Eu queria que aquele menino tocasse a sanfona! Ele não era revendedor de canetinhas do Largo Treze nem vendedor de biscoitos esquisitos de marcas mais esquisitas ainda. Tampouco era aqueles peruanos chatos que tocam a música tema de Titanic na zamponha (aquele instrumento de sopro inca de bambu).
Quando ele subiu no ônibus pela porta traseira com uma sanfona bonita de madeira vermelha e brilhante, abri um sorriso para mim mesmo. Adoro ver coisas incomuns. Prendem nossa atenção e faz o tempo passar mais rápido. Não que aquele menino baixinho de camiseta colorida surrada com a sanfona na mão seja uma novidade. Já vi um trio de velhinhos com zabumba, triângulo e sanfona tocando em alto e bom som no fundo do ônibus num sábado de madrugada. Acredito que naquela noite nunca a avenida Santo Amaro foi tão feliz.
Hoje ela estava mais apressada, talvez por ser quase duas horas da tarde. Eu estava voltando do almoço em casa para a agência. As pessoas nesse horário são fechadas e estranhas. Algumas usam terno preto com meia branca de algodão e não raro tênis vermelho. Elas são quietas. No ônibus só se ouvia os apitos e a catraca eletrônica girando.
Até que dois pontos antes d’eu descer, entra aquele menino sanfoneiro. Estava ansioso para ele tocar e quebrar o silêncio. E nada. Ele não tocava. Ao invés disso, começou a distribuir alguns panfletinhos. Não me ofereceu porque estava em pé preparado para descer. Talvez era um pedido para ajudar o irmãozinho mais novo, talvez uma rifa-express para vender aquela sanfona ou até a letra da música que ele iria tocar e queria que tivesse um coral, sei lá.
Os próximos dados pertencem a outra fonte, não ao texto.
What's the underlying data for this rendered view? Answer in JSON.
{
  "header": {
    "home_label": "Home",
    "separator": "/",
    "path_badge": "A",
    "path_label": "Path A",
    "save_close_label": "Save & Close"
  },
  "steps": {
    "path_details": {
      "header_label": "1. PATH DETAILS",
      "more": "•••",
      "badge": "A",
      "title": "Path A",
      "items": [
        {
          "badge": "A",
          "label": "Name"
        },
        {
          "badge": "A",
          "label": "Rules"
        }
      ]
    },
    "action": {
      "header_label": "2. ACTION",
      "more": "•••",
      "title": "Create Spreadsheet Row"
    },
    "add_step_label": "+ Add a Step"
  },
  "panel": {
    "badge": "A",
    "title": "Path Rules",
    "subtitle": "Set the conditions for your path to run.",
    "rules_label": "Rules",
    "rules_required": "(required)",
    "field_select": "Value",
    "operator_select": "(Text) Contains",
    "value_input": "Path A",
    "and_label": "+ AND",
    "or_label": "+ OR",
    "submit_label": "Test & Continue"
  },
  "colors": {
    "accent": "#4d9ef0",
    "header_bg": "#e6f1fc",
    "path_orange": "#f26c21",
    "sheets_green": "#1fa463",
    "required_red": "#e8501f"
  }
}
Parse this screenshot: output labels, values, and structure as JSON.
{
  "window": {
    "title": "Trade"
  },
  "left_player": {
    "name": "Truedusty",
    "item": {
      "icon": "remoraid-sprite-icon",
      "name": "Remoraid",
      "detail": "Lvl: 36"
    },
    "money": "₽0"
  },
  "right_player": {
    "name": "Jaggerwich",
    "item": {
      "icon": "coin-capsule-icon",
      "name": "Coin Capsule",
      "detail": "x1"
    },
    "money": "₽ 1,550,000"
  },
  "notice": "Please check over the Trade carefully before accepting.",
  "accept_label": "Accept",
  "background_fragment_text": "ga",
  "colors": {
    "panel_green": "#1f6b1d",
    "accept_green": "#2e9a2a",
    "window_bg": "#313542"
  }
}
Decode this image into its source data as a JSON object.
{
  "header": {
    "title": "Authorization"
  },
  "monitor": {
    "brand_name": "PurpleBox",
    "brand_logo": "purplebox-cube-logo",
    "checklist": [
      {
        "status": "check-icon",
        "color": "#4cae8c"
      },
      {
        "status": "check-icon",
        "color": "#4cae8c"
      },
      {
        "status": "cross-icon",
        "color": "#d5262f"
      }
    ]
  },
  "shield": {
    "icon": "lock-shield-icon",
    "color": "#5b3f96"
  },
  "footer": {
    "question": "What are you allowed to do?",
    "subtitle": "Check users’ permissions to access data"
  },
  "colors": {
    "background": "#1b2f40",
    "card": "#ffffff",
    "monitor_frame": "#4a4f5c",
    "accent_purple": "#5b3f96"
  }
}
O sorriso que dei quando ele subiu, murchou quando o ônibus abriu a porta e não iria escutar aquele moleque pequenininho tocar aquele instrumento que era praticamente do mesmo tamanho dele. Desci triste enquanto outras pessoas subiam e certamente sortudas sem saber, já que mais alguns metros o menino poderia tocar. Ou não. E eu fui para o semáforo atravessar a rua. Tive um momento de sorte porque não tive que esperar muito. O farol fechou. O meu ônibus parou na faixa de pedestres. Atravessei-o e comecei a escutar o som da safona. Olhei pra trás e o ônibus começou a andar.
Só consegui ver três coisas: o menino sanfoneiro tocando uma marchinha animada que não descobri qual era, o sorriso de uma senhora e meu sorriso meio avergonhado de ter descido justamente quando ele começou a tocar.
Deveria ter descido no próximo ponto. Eu queria que aquele menino tocasse a sanfona!